Выбрать главу

Генезип безуспешно пытается стать любовником Перси; на почве неутоленной страсти он совершает нелепое убийство: этим отмечен рубеж обвала в иррациональное — инфантильного Зипчика не стало, «родился постпсихотический Зипон». Его «ненасытимость» жизнью обретает пошлейший вид: живущий в подсознании двойник, «тип со дна», окончательно подчиняет героя себе. Вскоре ему встречается посланец Джевани — вестник полного погружения в психическое небытие. Во время беспорядков Генезип ранен. Он попадает в госпиталь, где профессор Бехметьев, спец по тибетской медицине, накачивает его психотропами. Сестра милосердия Элиза Балахонская — девушка, которую он когда-то знал, — оказывается последовательницей муртибингизма. Все подталкивает «молодого бычка» к тому, чтобы и он принял «таблетку счастья».

Генезип женится на Элизе и в первую брачную ночь, уже привычно следуя бессознательному импульсу, душит женушку, а наутро хладнокровно рапортует Коцмолуховичу о готовности искупить содеянное. После участия в подавлении антиправительственного мятежа и совершенных от скуки убийств Генезип вполне усвоил абсолют насилия, утратив остатки индивидуальности. Он превращается в образцового офицера-исполнителя, идеальный объект для манипуляций. Происходит и «последнее превращение»: Капен присоединяется к сторонникам «новой веры», дающей блаженство благодаря наркотическому препарату. Взросление завершено. Генезип, пройдя все стадии деградации, стал «безыдейной канальей, социальным паразитом, а-метафизическим потребителем».

На протяжении всего романа длится тотальное «раздавдевствление» подростка Капена. Его несублимируемый метафизиологический эротизм беспрерывно штурмует и наконец разрушает цитадель «даймониона», удерживавшего героя от сумасшествия. Оргиастические эксцессы в горах, в палаццо Тикондерога на Пограничной улице и в предместье Яды, а потом «тортюры» на улице св. Риторика — прелюдия к общему крушению. «Угрюмый работник глубин — хладнокровный безумец» обосновался в теле бывшего мальчишки. Зипкин вороной конь, Эвтаназий, уверенным аллюром влечет его к единственному выходу — смерти. Подпоручик Капен равнодушно сопровождает на фронт своего боготворимого некогда «сверхотца».

Борьба за самого себя героем проиграна. Проиграна и борьба Польши против китайцев. Великая битва не состоялась. Перед решающим сражением главком принимает давамеск и отдает приказ не сопротивляться. «Квартирген», трижды меченый — осколком «своего» снаряда, щепкой с бруствера, выстрелом верного присяге офицера, сорвавшим с него эполет, — не желает кровопролития. Его политикой и прежде было уклонение от действия, выжидание до крайнего предела. Подобно Дюбалу Вахазару, он носит титул «Его Единственность», но суть его столь же призрачна, потому-то он и стал персоной мифической, объектом культа. Он — воплощение жажды власти, невольник инстинктов, — чует неизбежность капитуляции перед историей. Расстреляв полки фанатиков обороны, вождь слагает оружие. После церемониального банкета, устроенного противником, и прощальной садо-мазохистской оргии с Перси ему торжественно отсекают голову как «последнему индивидуалисту».

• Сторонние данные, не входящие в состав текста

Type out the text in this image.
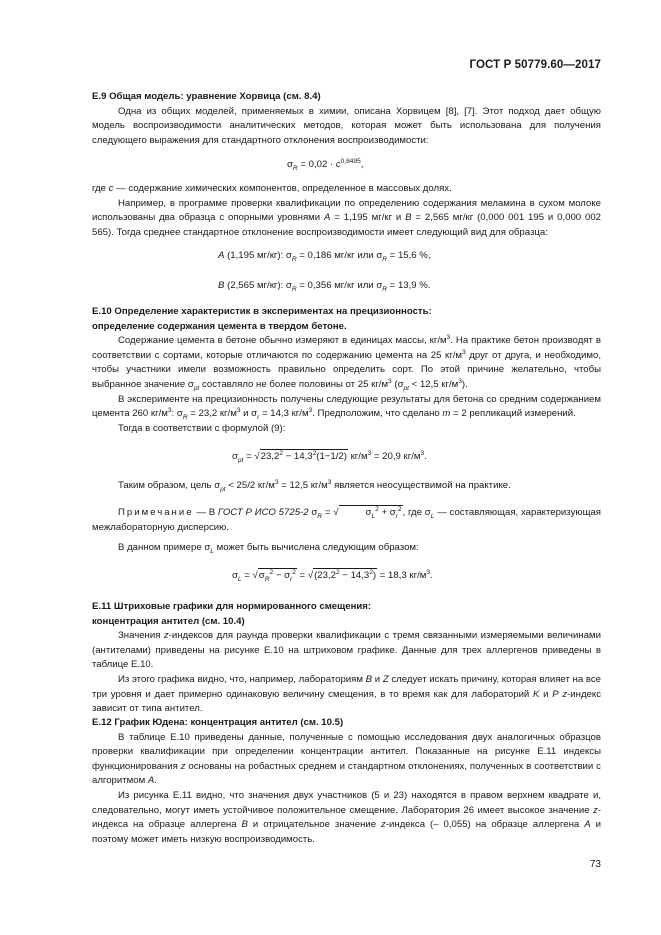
ГОСТ Р 50779.60—2017

Е.9 Общая модель: уравнение Хорвица (см. 8.4)

Одна из общих моделей, применяемых в химии, описана Хорвицем [8], [7]. Этот подход дает общую модель воспроизводимости аналитических методов, которая может быть использована для получения следующего выражения для стандартного отклонения воспроизводимости:

$\sigma_R = 0,02 \cdot c^{0,8495}$,

где c — содержание химических компонентов, определенное в массовых долях.

Например, в программе проверки квалификации по определению содержания меламина в сухом молоке использованы два образца с опорными уровнями A = 1,195 мг/кг и B = 2,565 мг/кг (0,000 001 195 и 0,000 002 565). Тогда среднее стандартное отклонение воспроизводимости имеет следующий вид для образца:

A (1,195 мг/кг): $\sigma_R = 0,186$ мг/кг или $\sigma_R = 15,6$ %,
B (2,565 мг/кг): $\sigma_R = 0,356$ мг/кг или $\sigma_R = 13,9$ %.

Е.10 Определение характеристик в экспериментах на прецизионность:

определение содержания цемента в твердом бетоне.

Содержание цемента в бетоне обычно измеряют в единицах массы, $кг/м^3$. На практике бетон производят в соответствии с сортами, которые отличаются по содержанию цемента на 25 $кг/м^3$ друг от друга, и необходимо, чтобы участники имели возможность правильно определить сорт. По этой причине желательно, чтобы выбранное значение $\sigma_{pt}$ составляло не более половины от 25 $кг/м^3$ ($\sigma_{pt} < 12,5$ $кг/м^3$).

В эксперименте на прецизионность получены следующие результаты для бетона со средним содержанием цемента 260 $кг/м^3$: $\sigma_R = 23,2$ $кг/м^3$ и $\sigma_r = 14,3$ $кг/м^3$. Предположим, что сделано m = 2 репликаций измерений.

Тогда в соответствии с формулой (9):

$\sigma_{pt} = √23,2^2 - 14,3^2(1-1/2) кг/м^3 = 20,9$ $кг/м^3$.

Таким образом, цель $\sigma_{pt} < 25/2$ $кг/м^3 = 12,5$ $кг/м^3$ является неосуществимой на практике.

Примечание — В ГОСТ Р ИСО 5725-2 $\sigma_R$ = √	$\sigma_L^2 + \sigma_r^2$, где $\sigma_L$ — составляющая, характеризующая межлабораторную дисперсию.

В данном примере $\sigma_L$ может быть вычислена следующим образом:

$\sigma_L = √\sigma_R^2 - \sigma_r^2 = √(23,2^2 - 14,3^2) = 18,3$ $кг/м^3$.

Е.11 Штриховые графики для нормированного смещения:

концентрация антител (см. 10.4)

Значения z-индексов для раунда проверки квалификации с тремя связанными измеряемыми величинами (антителами) приведены на рисунке Е.10 на штриховом графике. Данные для трех аллергенов приведены в таблице Е.10.

Из этого графика видно, что, например, лабораториям B и Z следует искать причину, которая влияет на все три уровня и дает примерно одинаковую величину смещения, в то время как для лабораторий K и P z-индекс зависит от типа антител.

Е.12 График Юдена: концентрация антител (см. 10.5)

В таблице Е.10 приведены данные, полученные с помощью исследования двух аналогичных образцов проверки квалификации при определении концентрации антител. Показанные на рисунке Е.11 индексы функционирования z основаны на робастных среднем и стандартном отклонениях, полученных в соответствии с алгоритмом A.

Из рисунка Е.11 видно, что значения двух участников (5 и 23) находятся в правом верхнем квадрате и, следовательно, могут иметь устойчивое положительное смещение. Лаборатория 26 имеет высокое значение z-индекса на образце аллергена B и отрицательное значение z-индекса (– 0,055) на образце аллергена A и поэтому может иметь низкую воспроизводимость.

73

Генезип же — среди тех, кто новой системе не опасен. Он — в числе прочих высших офицеров — приближен к азиатскому владыке Вангу, от казненного псевдопапаши к нему переходит Перси, которая, впрочем, ему теперь безразлична. На пиру он прошел обряд посвящения: его потчевали крысиными хвостами в соусе из давленых клопов и тараканов. Когда-то в детстве он мечтал распахнуть клетки в зоопарке и спускал с цепи собак; теперь он сам — цепной пес, но ему и не нужна свобода. Этот «окончательно сбрендивший умеренный кататоник», образцовый служака — один из тех, кому предписано смешаться с азиатами в гибридную желто-белую расу, перед которой, согласно проектам китайских социотехников, откроются невиданные горизонты.

Вторжение революционной орды приносит бесплодному западу блаженство неиндивидуального бытия. В китаизированной Польше «множество преступников начало новую жизнь», а люди искусства и науки получили привилегии от «Министерства Механизации Культуры». Массы — «князья, графья, крестьяне, рабочие, ремесленники, армия, женщины и т. п.» — расчетливо использованы для улучшения породы завоевателей. Вскоре все ко всему привыкли, поддавшись коллективному отупению: «Все расплылось в нечто, польским языком невыразимое. Может, какой ученый, глубоко китайский по духу «чинк», увидев это  н е  п о - к и т а й с к и, мог бы впоследствии описать это по-английски. Да и то сомнительно».